5. Compliance and Risk:
With GLP-1s, compliance isn’t just box-checking. You’re dealing with HIPAA, SOC2, HiTrust, and the liability of prescribing controlled medications in a market already rife with counterfeits. Here, buying from trusted vendors often reduces risk compared to trying to build compliance-heavy systems from scratch. But when it comes to sensitive engagement data or proprietary coaching models, controlling the stack is worth the compliance lift.
6. Maintenance and Focus:
Founders in this space should be ruthless about focusing internal resources on their core value proposition. Don’t spend cycles debugging a scheduling system when your strategic advantage is patient retention or side-effect management. Leverage vendors for standard infrastructure, but own the technology that defines your brand and outcome metrics.
For investors, this balance is telling. Startups that demonstrate a thoughtful Build vs. Buy strategy, anchored in speed today but defensibility tomorrow, signal operational maturity. Those that don’t risk becoming interchangeable with the dozens of new entrants racing into the space.
The analogy is simple: building in the GLP-1 market is like engineering a race car. You can buy the engine off the shelf (the drug itself, and standard infrastructure), but the chassis, steering, and aerodynamics (the parts that actually keep you on the track) have to be custom. That’s where you win the race.

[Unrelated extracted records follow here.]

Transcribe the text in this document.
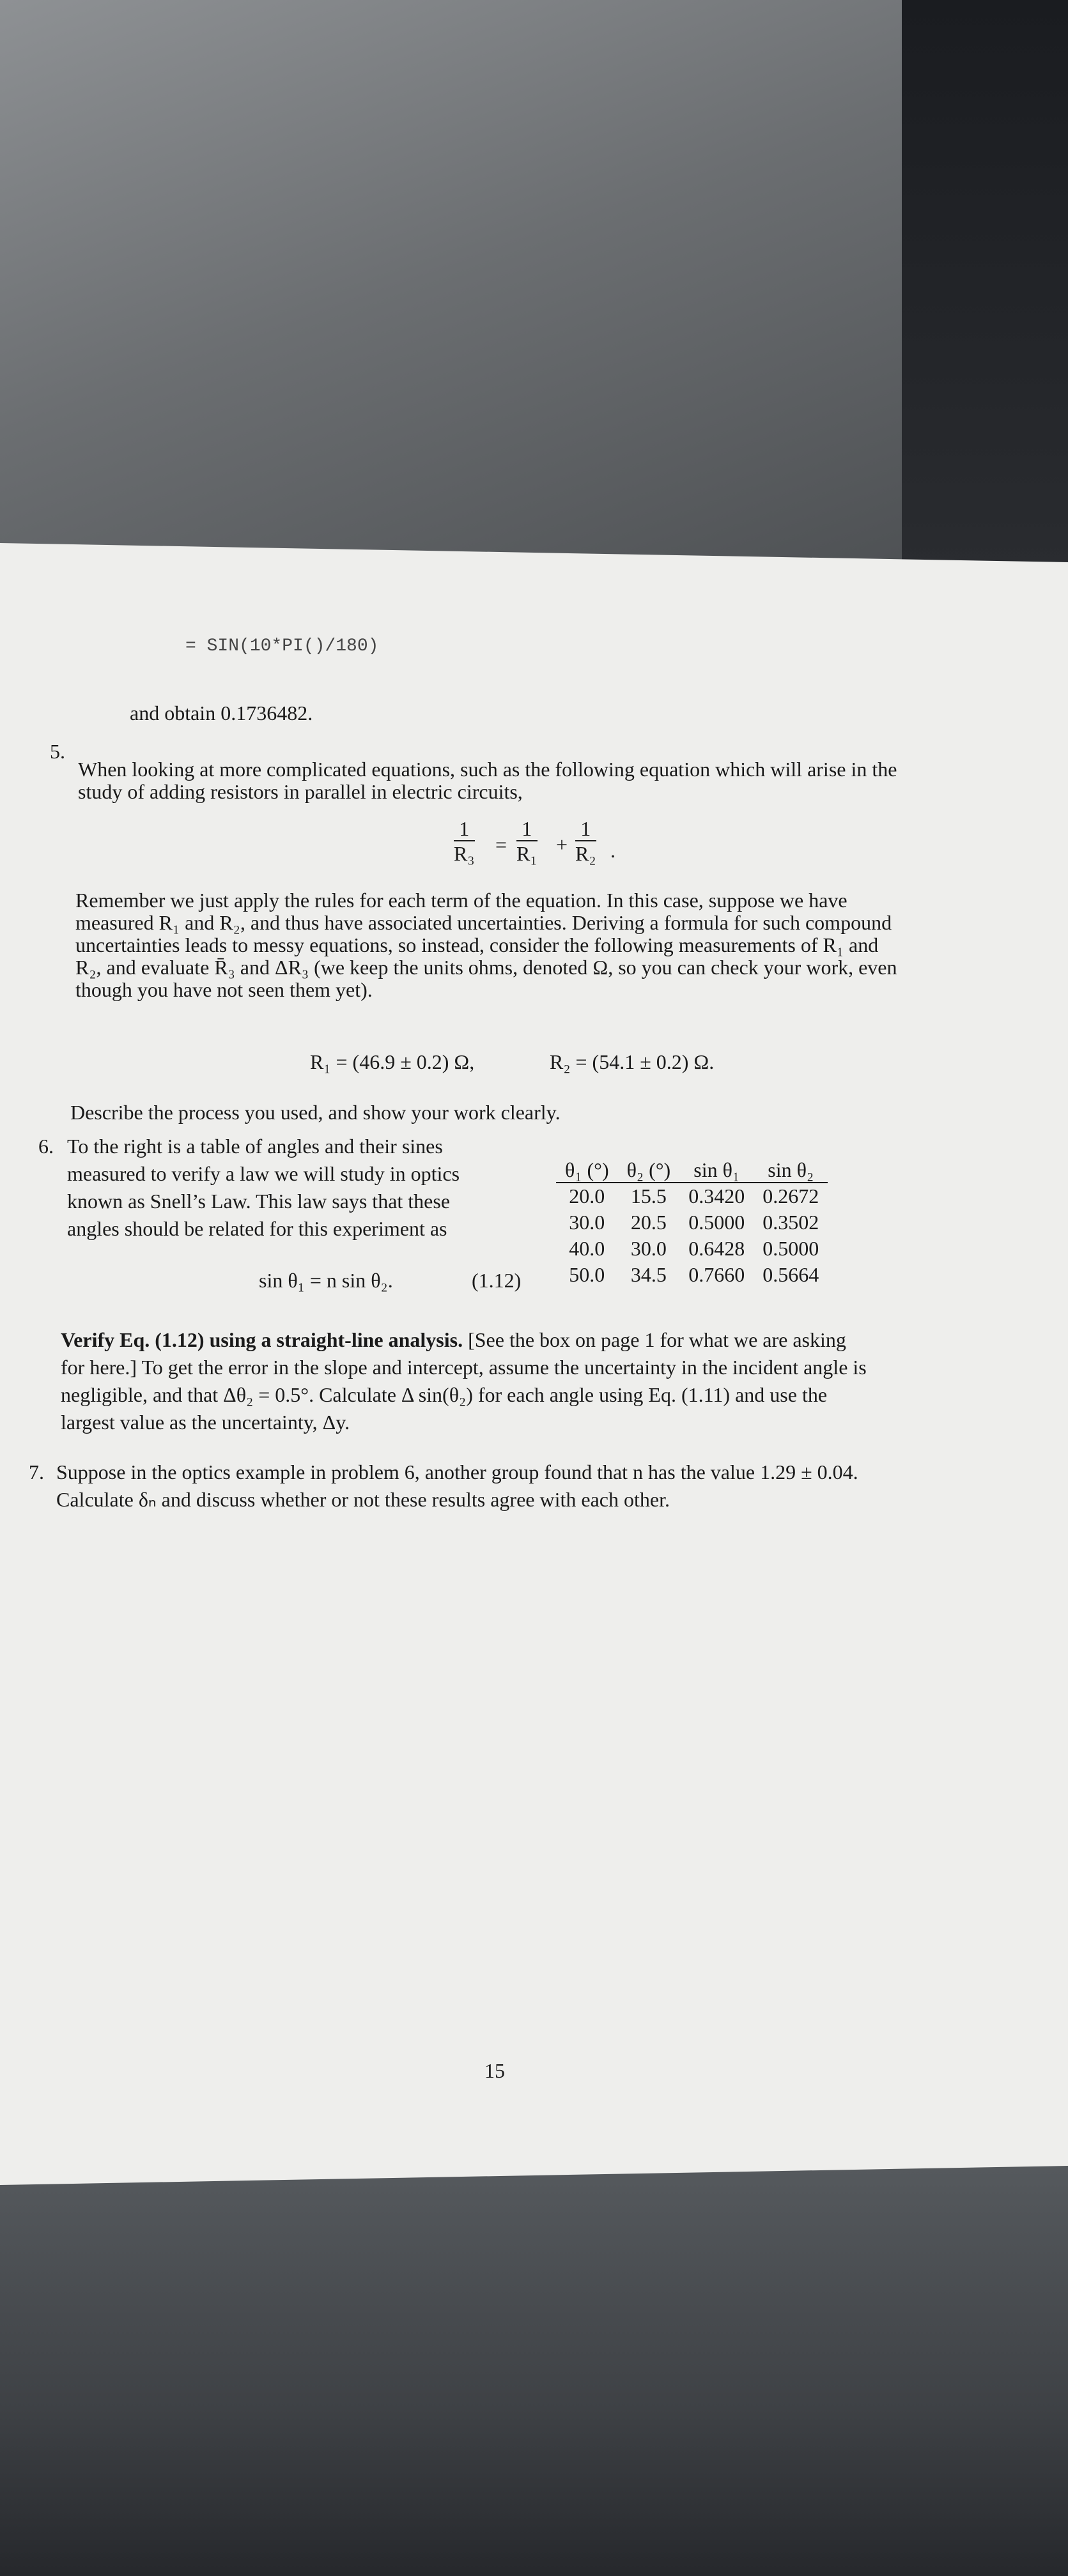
= SIN(10*PI()/180)
and obtain 0.1736482.
5.
When looking at more complicated equations, such as the following equation which will arise in the
study of adding resistors in parallel in electric circuits,
$\frac{1}{\text{R₃}} = \frac{1}{\text{R₁}} + \frac{1}{\text{R₂}}$ .
Remember we just apply the rules for each term of the equation. In this case, suppose we have
measured R₁ and R₂, and thus have associated uncertainties. Deriving a formula for such compound
uncertainties leads to messy equations, so instead, consider the following measurements of R₁ and
R₂, and evaluate R̄₃ and ΔR₃ (we keep the units ohms, denoted Ω, so you can check your work, even
though you have not seen them yet).
R₁ = (46.9 ± 0.2) Ω,	R₂ = (54.1 ± 0.2) Ω.
Describe the process you used, and show your work clearly.
6. To the right is a table of angles and their sines
measured to verify a law we will study in optics
known as Snell’s Law. This law says that these
angles should be related for this experiment as
sin θ₁ = n sin θ₂.	(1.12)
θ₁ (°)	θ₂ (°)	sin θ₁	sin θ₂
20.0	15.5	0.3420	0.2672
30.0	20.5	0.5000	0.3502
40.0	30.0	0.6428	0.5000
50.0	34.5	0.7660	0.5664
Verify Eq. (1.12) using a straight-line analysis. [See the box on page 1 for what we are asking
for here.] To get the error in the slope and intercept, assume the uncertainty in the incident angle is
negligible, and that Δθ₂ = 0.5°. Calculate Δ sin(θ₂) for each angle using Eq. (1.11) and use the
largest value as the uncertainty, Δy.
7. Suppose in the optics example in problem 6, another group found that n has the value 1.29 ± 0.04.
Calculate δₙ and discuss whether or not these results agree with each other.
15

Theory is one thing, execution is another. Discover how we’re helping companies build smarter in the GLP-1 market: read the case study.
Final Thoughts
The GLP-1 boom is real. But the companies that survive the hype cycle won’t be the ones chasing prescriptions; they’ll be the ones building the rails beneath them.
That means:
- Creating platforms that drive adherence and retention.
- Building payer- and employer-facing solutions that align incentives.
- Stabilizing fragile supply chains with trust and transparency.
- Expanding into adjacent consumer markets reshaped by the GLP-1 identity shift.
This is a once-in-a-generation opportunity to shape not just a drug market, but a healthcare paradigm. The winners will be those who see beyond the hype and commit to the unglamorous, but indispensable, work of making GLP-1s stick.